A visão defendida pela pré-candidata parte do princípio de que a violência de gênero não será superada apenas com punições mais severas. Embora considere essencial o fortalecimento da legislação, ela argumenta que o país precisa investir também em ações permanentes de educação, prevenção e responsabilidade coletiva, envolvendo toda a sociedade.

Foi justamente durante sua passagem pela Polícia Civil que Anamelka participou da construção de iniciativas consideradas pioneiras no Piauí. Entre elas está a implantação da primeira Delegacia Especializada na Investigação de Feminicídios do estado, além da elaboração de uma metodologia específica para investigação desse tipo de crime, trabalho que recebeu reconhecimento nacional por contribuir para o aperfeiçoamento das políticas de segurança pública.

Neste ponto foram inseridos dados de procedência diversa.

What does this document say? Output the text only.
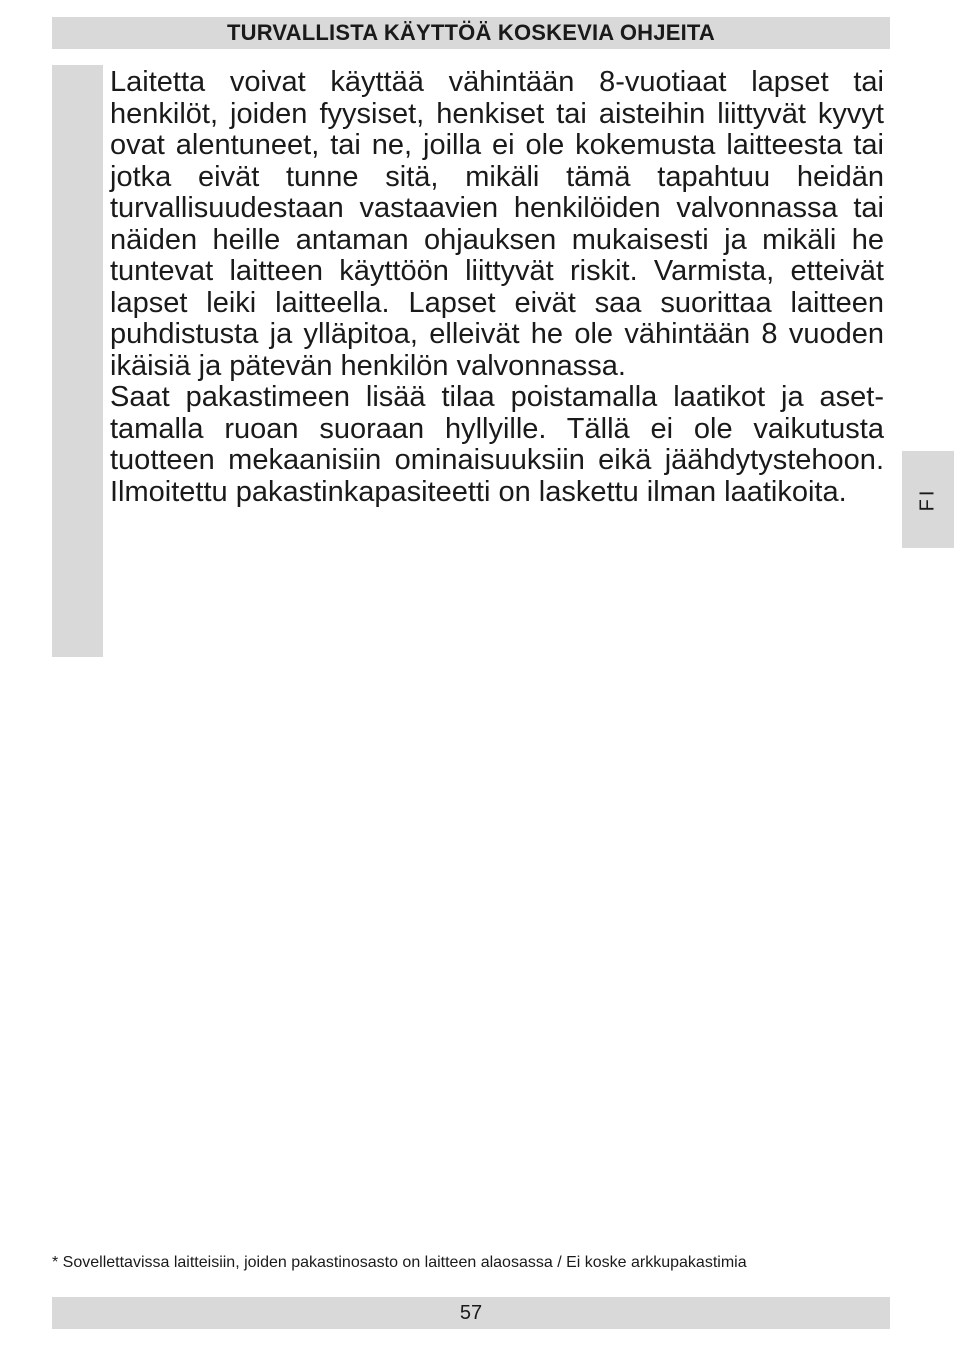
TURVALLISTA KÄYTTÖÄ KOSKEVIA OHJEITA

Laitetta voivat käyttää vähintään 8-vuotiaat lapset tai henkilöt, joiden fyysiset, henkiset tai aisteihin liittyvät kyvyt ovat alentuneet, tai ne, joilla ei ole kokemusta laitteesta tai jotka eivät tunne sitä, mikäli tämä tapahtuu heidän turvallisuudestaan vastaavien henkilöiden valvonnassa tai näiden heille antaman ohjauksen mukaisesti ja mikäli he tuntevat laitteen käyttöön liittyvät riskit. Varmista, etteivät lapset leiki laitteella. Lapset eivät saa suorittaa laitteen puhdistusta ja ylläpitoa, elleivät he ole vähintään 8 vuoden ikäisiä ja pätevän henkilön valvonnassa.

Saat pakastimeen lisää tilaa poistamalla laatikot ja asettamalla ruoan suoraan hyllyille. Tällä ei ole vaikutusta tuotteen mekaanisiin ominaisuuksiin eikä jäähdytystehoon. Ilmoitettu pakastinkapasiteetti on laskettu ilman laatikoita.	FI
* Sovellettavissa laitteisiin, joiden pakastinosasto on laitteen alaosassa / Ei koske arkkupakastimia
57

Segundo a delegada, essas experiências demonstraram que decisões baseadas em dados, planejamento estratégico e integração entre os órgãos públicos produzem resultados mais consistentes do que ações isoladas. A partir dessa vivência, ela passou a defender que políticas públicas eficientes precisam ser permanentes e fundamentadas em evidências.

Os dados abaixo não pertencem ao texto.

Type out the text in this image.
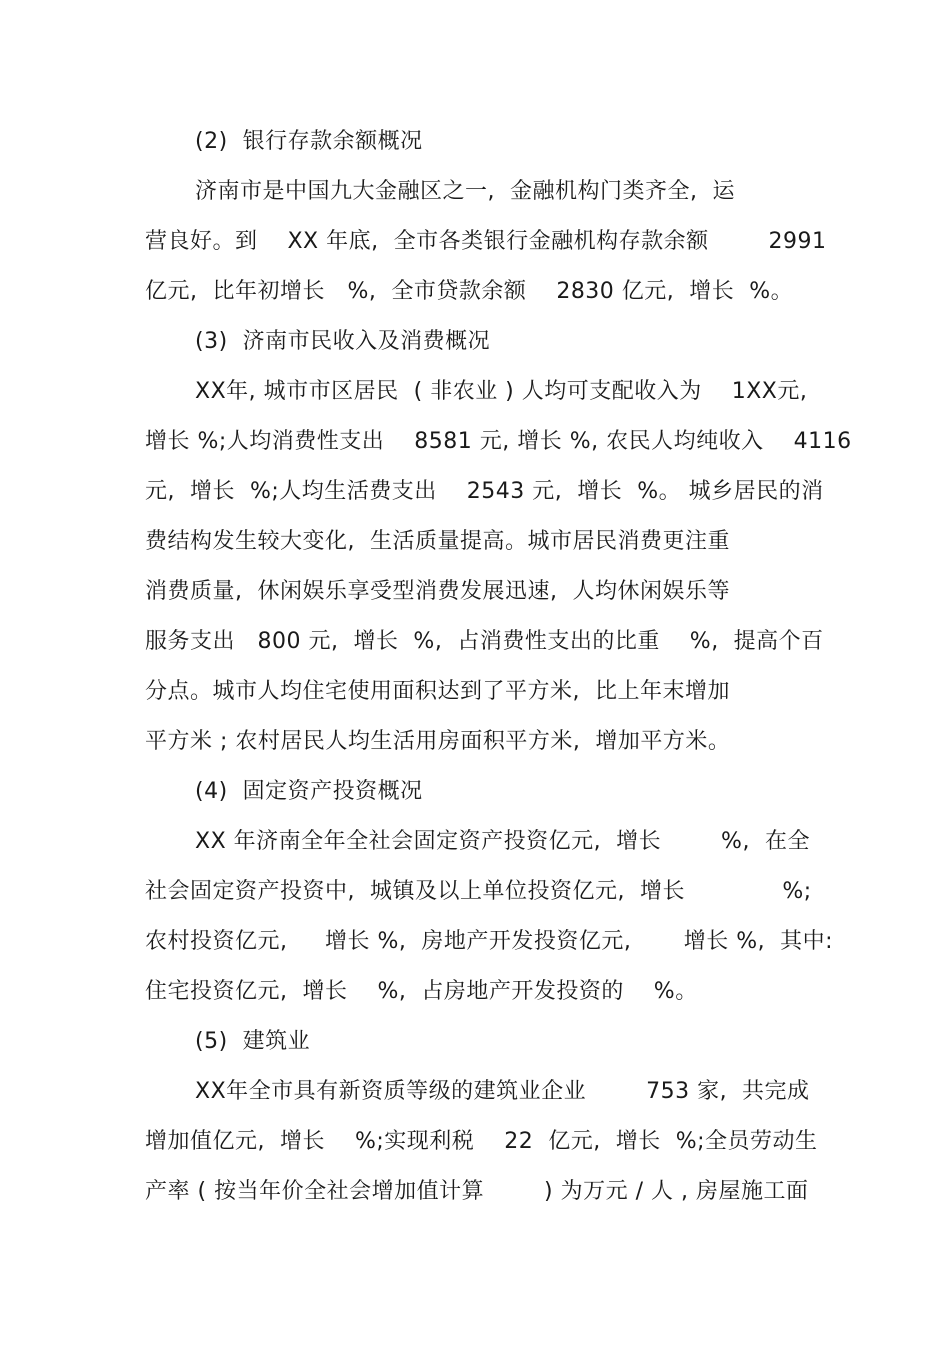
(2)  银行存款余额概况
济南市是中国九大金融区之一,  金融机构门类齐全,  运
营良好。到    XX 年底,  全市各类银行金融机构存款余额        2991
亿元,  比年初增长   %,  全市贷款余额    2830 亿元,  增长  %。
(3)  济南市民收入及消费概况
XX年, 城市市区居民  ( 非农业 ) 人均可支配收入为    1XX元,
增长 %;人均消费性支出    8581 元, 增长 %, 农民人均纯收入    4116
元,  增长  %;人均生活费支出    2543 元,  增长  %。 城乡居民的消
费结构发生较大变化,  生活质量提高。城市居民消费更注重
消费质量,  休闲娱乐享受型消费发展迅速,  人均休闲娱乐等
服务支出   800 元,  增长  %,  占消费性支出的比重    %,  提高个百
分点。城市人均住宅使用面积达到了平方米,  比上年末增加
平方米 ; 农村居民人均生活用房面积平方米,  增加平方米。
(4)  固定资产投资概况
XX 年济南全年全社会固定资产投资亿元,  增长        %,  在全
社会固定资产投资中,  城镇及以上单位投资亿元,  增长             %;
农村投资亿元,     增长 %,  房地产开发投资亿元,       增长 %,  其中:
住宅投资亿元,  增长    %,  占房地产开发投资的    %。
(5)  建筑业
XX年全市具有新资质等级的建筑业企业        753 家,  共完成
增加值亿元,  增长    %;实现利税    22  亿元,  增长  %;全员劳动生
产率 ( 按当年价全社会增加值计算        ) 为万元 / 人 , 房屋施工面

Outro ponto defendido pela pré-candidata é a criminalização do assédio moral. Para ela, o Congresso Nacional precisa avançar na criação de mecanismos legais que ampliem a proteção às vítimas e reforcem a responsabilização de quem pratica esse tipo de violência, frequentemente presente em ambientes de trabalho, instituições e relações de poder.

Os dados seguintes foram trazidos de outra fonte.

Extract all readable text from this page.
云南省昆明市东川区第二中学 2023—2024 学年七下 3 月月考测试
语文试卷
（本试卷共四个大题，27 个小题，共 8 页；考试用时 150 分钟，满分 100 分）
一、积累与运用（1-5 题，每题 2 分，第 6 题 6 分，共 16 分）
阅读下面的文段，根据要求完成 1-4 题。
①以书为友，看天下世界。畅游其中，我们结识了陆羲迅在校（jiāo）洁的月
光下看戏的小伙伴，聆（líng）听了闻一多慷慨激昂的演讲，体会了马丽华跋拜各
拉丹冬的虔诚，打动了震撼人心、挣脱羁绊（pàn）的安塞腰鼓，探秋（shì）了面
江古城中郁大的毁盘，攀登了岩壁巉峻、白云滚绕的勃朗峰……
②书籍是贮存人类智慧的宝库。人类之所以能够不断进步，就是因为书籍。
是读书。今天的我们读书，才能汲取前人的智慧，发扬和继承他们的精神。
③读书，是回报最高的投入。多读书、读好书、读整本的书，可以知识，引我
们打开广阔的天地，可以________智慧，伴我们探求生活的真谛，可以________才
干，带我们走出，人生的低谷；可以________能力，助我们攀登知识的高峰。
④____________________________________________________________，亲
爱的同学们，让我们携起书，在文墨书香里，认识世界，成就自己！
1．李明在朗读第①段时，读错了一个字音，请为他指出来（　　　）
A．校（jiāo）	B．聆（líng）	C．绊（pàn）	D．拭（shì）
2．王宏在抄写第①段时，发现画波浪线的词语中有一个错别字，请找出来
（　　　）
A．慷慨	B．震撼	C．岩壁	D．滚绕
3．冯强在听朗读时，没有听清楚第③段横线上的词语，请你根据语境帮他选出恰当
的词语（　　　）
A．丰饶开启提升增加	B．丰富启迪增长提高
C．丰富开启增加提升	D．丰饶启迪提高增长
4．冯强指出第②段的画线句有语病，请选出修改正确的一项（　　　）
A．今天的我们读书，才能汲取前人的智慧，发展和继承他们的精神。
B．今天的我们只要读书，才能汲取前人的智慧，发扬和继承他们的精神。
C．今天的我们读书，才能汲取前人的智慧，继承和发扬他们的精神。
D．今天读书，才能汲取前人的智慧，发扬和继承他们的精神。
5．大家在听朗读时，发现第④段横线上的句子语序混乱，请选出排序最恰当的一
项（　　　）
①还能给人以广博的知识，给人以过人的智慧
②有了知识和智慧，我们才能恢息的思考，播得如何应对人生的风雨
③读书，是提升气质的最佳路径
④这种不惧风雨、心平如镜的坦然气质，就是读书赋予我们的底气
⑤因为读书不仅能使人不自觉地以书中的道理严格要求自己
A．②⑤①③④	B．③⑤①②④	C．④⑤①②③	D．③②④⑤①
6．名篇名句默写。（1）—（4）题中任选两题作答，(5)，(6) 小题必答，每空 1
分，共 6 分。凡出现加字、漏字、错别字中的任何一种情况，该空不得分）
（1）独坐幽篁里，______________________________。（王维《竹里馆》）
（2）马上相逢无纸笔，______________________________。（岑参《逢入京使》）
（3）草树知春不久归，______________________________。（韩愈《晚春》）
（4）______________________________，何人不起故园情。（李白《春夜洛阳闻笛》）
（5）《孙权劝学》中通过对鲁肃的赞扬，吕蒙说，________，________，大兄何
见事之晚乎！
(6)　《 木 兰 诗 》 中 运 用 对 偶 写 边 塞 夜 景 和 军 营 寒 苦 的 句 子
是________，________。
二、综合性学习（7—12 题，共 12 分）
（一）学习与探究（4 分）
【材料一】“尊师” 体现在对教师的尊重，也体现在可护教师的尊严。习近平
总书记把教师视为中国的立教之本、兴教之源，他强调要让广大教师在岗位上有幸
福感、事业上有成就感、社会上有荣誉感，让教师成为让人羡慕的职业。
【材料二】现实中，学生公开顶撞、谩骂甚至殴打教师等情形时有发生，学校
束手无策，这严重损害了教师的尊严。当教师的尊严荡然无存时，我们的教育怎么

Mas talvez a principal diferença de seu discurso esteja justamente na tentativa de romper uma lógica tradicional das políticas voltadas às mulheres. Em vez de limitar essas ações ao atendimento das vítimas, Anamelka sustenta que elas devem alcançar também quem precisa rever comportamentos e valores. Na prática, significa defender programas educativos direcionados aos homens, campanhas permanentes de conscientização, fortalecimento da educação para o respeito às diferenças e incentivo à resolução pacífica dos conflitos.

Esse entendimento acompanha uma tendência observada em diversos países, onde especialistas em segurança pública e direitos humanos têm defendido que a prevenção da violência exige mudanças culturais profundas. Nesse modelo, homens deixam de ser vistos apenas como potenciais autores de violência e passam a ser chamados a participar da construção de uma sociedade baseada no respeito, na igualdade e na corresponsabilidade.

Ao abordar segurança pública, Anamelka também amplia o conceito tradicional de combate ao crime. Em suas manifestações públicas, ela afirma que proteger vidas depende de planejamento, inteligência policial, investimentos em tecnologia, valorização dos profissionais da segurança e integração entre as forças policiais. Para ela, prevenção e investigação qualificada caminham lado a lado.

Sua trajetória à frente de órgãos especializados na proteção das mulheres fortalece um discurso que procura unir experiência técnica e formulação de políticas públicas. É essa bagagem que a pré-candidata pretende levar ao Congresso Nacional, defendendo que a segurança pública não pode ser tratada apenas como reação à criminalidade, mas como uma política de Estado construída sobre prevenção, conhecimento e compromisso social.

Mais do que ampliar direitos já existentes, a proposta apresentada busca provocar uma mudança de perspectiva: fazer das políticas destinadas às mulheres um instrumento de transformação de toda a sociedade. Afinal, combater a violência significa também formar novas consciências, promover o respeito desde cedo e envolver homens e mulheres na construção de relações mais equilibradas, justas e humanas.